The cornerstone of the Ardmore Master Plan that was adopted last year is a parking garage along the railroad tracks with retail shops and apartments along Lancaster Avenue. In the master plan, that building is being called the Ardmore Transit Center.
If it were built, the $40 million structure would replace more than a dozen businesses west of the Lower Merion Public Safety Building to Station Avenue.
Business owners see the decision as a victory.
"Clearly they can't use eminent domain for economic development," Joe Rufo, owner of Brownies 23 East said. Rufo's business is in the middle of the block that is being considered for the transit center.

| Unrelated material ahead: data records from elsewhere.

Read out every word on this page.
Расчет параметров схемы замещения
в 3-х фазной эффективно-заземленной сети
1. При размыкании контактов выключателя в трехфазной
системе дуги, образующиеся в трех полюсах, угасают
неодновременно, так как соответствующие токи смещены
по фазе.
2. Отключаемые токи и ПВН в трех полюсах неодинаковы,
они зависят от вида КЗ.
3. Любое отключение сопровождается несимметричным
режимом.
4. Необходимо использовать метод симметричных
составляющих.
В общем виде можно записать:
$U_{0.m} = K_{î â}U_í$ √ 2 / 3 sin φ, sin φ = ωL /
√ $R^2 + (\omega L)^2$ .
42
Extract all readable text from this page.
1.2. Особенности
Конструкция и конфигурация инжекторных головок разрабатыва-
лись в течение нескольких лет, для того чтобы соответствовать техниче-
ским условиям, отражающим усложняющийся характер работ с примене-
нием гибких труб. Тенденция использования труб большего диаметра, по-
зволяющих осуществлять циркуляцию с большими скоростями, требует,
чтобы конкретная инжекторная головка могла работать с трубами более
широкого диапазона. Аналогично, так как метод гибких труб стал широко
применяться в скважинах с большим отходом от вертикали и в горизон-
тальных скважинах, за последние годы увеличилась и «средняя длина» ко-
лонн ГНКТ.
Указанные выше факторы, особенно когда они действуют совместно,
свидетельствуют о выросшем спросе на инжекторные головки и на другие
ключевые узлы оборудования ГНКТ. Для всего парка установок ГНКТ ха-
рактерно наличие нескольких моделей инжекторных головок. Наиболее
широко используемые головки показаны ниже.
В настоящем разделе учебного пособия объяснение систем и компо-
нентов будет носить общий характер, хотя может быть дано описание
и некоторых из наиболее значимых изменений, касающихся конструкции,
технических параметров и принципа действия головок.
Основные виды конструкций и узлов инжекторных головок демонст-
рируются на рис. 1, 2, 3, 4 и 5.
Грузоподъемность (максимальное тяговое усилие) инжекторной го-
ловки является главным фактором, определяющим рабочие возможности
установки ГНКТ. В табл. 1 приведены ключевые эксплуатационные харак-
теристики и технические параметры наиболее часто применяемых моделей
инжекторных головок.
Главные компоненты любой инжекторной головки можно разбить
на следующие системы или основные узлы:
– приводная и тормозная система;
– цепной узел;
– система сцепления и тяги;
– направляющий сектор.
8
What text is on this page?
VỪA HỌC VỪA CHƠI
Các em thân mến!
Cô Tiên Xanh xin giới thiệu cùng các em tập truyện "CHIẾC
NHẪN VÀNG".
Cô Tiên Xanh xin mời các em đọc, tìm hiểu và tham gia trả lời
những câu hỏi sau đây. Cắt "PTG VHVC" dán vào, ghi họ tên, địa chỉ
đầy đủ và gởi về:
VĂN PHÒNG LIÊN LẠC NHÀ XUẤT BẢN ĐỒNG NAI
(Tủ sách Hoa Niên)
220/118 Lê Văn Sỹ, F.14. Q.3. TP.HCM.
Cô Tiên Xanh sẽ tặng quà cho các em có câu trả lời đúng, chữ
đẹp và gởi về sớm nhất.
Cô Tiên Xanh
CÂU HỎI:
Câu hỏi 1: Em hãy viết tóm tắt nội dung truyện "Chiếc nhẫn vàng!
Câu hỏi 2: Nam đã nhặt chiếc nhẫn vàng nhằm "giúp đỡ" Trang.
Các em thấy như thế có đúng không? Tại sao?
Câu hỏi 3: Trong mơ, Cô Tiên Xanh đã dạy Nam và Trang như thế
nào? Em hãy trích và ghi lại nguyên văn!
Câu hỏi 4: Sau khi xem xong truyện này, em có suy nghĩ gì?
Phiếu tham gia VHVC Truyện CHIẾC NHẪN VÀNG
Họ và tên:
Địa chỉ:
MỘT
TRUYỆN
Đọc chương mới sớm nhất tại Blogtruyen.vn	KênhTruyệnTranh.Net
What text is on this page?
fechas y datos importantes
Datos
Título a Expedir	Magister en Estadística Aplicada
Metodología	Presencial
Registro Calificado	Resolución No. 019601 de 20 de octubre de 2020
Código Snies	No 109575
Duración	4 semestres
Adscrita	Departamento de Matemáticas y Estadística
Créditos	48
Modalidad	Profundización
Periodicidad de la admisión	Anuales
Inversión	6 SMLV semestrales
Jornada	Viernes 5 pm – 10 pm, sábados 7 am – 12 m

In Bryn Mawr, neighbors have also been worried about a plan to redevelop the neighborhoods near the hospital. Two years ago, Main Line Health began a process to buy up more than 70 properties along Summit Grove and Central avenues. For about a year, MLH has been reporting that they have bought about two-thirds of the properties. But there are still some holdouts in the neighborhood.
Although Main Line Health cannot legally condemn the remaining properties, the concern for residents has been that the township could – through a parking authority – establish a rationale to use eminent domain. Lower Merion could then turn the property over to Main Line Health.
Main Line Health has proposed using the neighborhood for parking garages, medical office buildings, retail stores and apartments.
Timothy Sandefur, an attorney with the Pacific Legal Foundation who filed an amicus brief in last month's Michigan case, said it is hard to tell how the ruling could affect Bryn Mawr and Ardmore.
One possible problem Sandefur believes property owners could face in both communities is that both of the redevelopment projects include what could become municipal parking lots. The courts may be inclined to agree with the township that a municipal parking lot is serving the public benefit. And in the case of Bryn Mawr, because a hospital is involved, the courts may be more sympathetic with their need to expand and provide parking for patients.
Zeitz believes the Ardmore case is more complicated than the parking lot issue. If it were a case of Lower Merion condemning the properties to turn them into township owned municipal lot, he believes the courts might agree with Lower Merion. But since the township would likely turn the property over to a private developer, the courts should no longer use the Poletown precedent.